With Major League Baseball's "Midsummer Classic" (i.e., the annual All-Star Game) being played tonight, I was reminded of a fascinating Prager University video commentary I saw a few months ago by columnist George Will. It's titled "Baseball: As Unique as America." If you're a fan, you'll find it an enjoyable 5-and-a-half minutes.
For our purposes, I want to home in on one section of Mr. Will's commentary — one that relates to investing success:
Every team...knows this: If it wins only 10 out of every 20 games, it is obviously mediocre. But if it wins 11 out of every 20, it will win almost 90 games and have a good chance of playing in the post-season.
Which is why in baseball...little differences, ultimately, make an enormous difference. (emphasis added)
Even the best teams in baseball suffer losses. But success isn't gauged by what happens on any given day. Success is gauged by what happens over the entire season.

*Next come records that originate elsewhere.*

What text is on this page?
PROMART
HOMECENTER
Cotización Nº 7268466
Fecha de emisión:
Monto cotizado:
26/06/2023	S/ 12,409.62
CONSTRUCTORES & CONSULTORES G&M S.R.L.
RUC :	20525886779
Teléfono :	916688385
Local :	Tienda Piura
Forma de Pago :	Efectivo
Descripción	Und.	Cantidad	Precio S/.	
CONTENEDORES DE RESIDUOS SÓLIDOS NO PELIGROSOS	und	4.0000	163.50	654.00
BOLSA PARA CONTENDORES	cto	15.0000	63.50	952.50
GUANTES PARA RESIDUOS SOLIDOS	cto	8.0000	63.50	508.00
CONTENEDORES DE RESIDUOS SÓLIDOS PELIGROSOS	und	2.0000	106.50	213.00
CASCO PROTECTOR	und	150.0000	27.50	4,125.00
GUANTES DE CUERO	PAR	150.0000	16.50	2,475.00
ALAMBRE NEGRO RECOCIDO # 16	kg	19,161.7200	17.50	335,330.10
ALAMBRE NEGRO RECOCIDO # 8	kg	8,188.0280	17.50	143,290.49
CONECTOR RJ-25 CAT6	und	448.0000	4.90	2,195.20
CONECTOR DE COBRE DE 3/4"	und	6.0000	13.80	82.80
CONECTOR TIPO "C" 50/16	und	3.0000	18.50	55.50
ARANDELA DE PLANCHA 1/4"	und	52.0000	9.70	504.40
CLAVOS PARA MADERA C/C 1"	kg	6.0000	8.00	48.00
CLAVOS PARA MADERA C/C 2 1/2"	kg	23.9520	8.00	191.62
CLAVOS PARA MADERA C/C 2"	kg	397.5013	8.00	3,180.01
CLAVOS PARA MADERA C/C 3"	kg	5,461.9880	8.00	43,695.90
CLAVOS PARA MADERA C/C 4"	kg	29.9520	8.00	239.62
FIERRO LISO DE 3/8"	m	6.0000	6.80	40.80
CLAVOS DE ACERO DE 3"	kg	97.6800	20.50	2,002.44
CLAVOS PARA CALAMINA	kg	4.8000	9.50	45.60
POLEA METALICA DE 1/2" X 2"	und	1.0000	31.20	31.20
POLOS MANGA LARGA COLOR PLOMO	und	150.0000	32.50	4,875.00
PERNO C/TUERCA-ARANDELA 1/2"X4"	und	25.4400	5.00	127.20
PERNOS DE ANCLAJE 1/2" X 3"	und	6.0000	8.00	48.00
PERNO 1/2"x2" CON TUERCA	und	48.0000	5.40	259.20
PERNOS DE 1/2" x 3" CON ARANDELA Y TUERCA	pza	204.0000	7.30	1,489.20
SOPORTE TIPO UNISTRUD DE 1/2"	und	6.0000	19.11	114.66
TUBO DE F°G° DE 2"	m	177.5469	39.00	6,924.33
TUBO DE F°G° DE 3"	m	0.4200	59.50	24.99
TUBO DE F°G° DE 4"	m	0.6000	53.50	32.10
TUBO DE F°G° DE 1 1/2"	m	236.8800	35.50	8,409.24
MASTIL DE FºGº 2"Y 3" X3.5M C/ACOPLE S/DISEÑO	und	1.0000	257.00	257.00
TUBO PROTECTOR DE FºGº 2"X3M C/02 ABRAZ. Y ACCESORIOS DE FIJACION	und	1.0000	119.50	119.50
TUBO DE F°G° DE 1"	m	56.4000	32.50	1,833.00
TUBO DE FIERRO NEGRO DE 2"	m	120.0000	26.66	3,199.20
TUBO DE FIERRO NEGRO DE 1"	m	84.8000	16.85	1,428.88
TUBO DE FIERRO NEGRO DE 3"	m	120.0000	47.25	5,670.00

This is true in investing as well (and the season is much longer than in baseball!). You'll have losses. That goes with the territory. The key is to put more wins than losses on the board over an extended period of time.
Some wins may be big, the investing equivalent of a lopsided blowout at the ballpark. Those wins are fun! But much of the time you may "win by not losing" — a bit like a low-scoring game in which your team avoids errors and scratches out the winning run in the bottom of the seventh.
To borrow George Will's phrase, "little differences, ultimately, make an enormous difference" — on the ballfield and in investing. A simplified example: an initial investment of $10,000 earning 8% annually over 30 years would grow to $101,000. At 10%, just 2 percentage points more, that same $10,000 investment would grow to more than $174,000. That's a winner.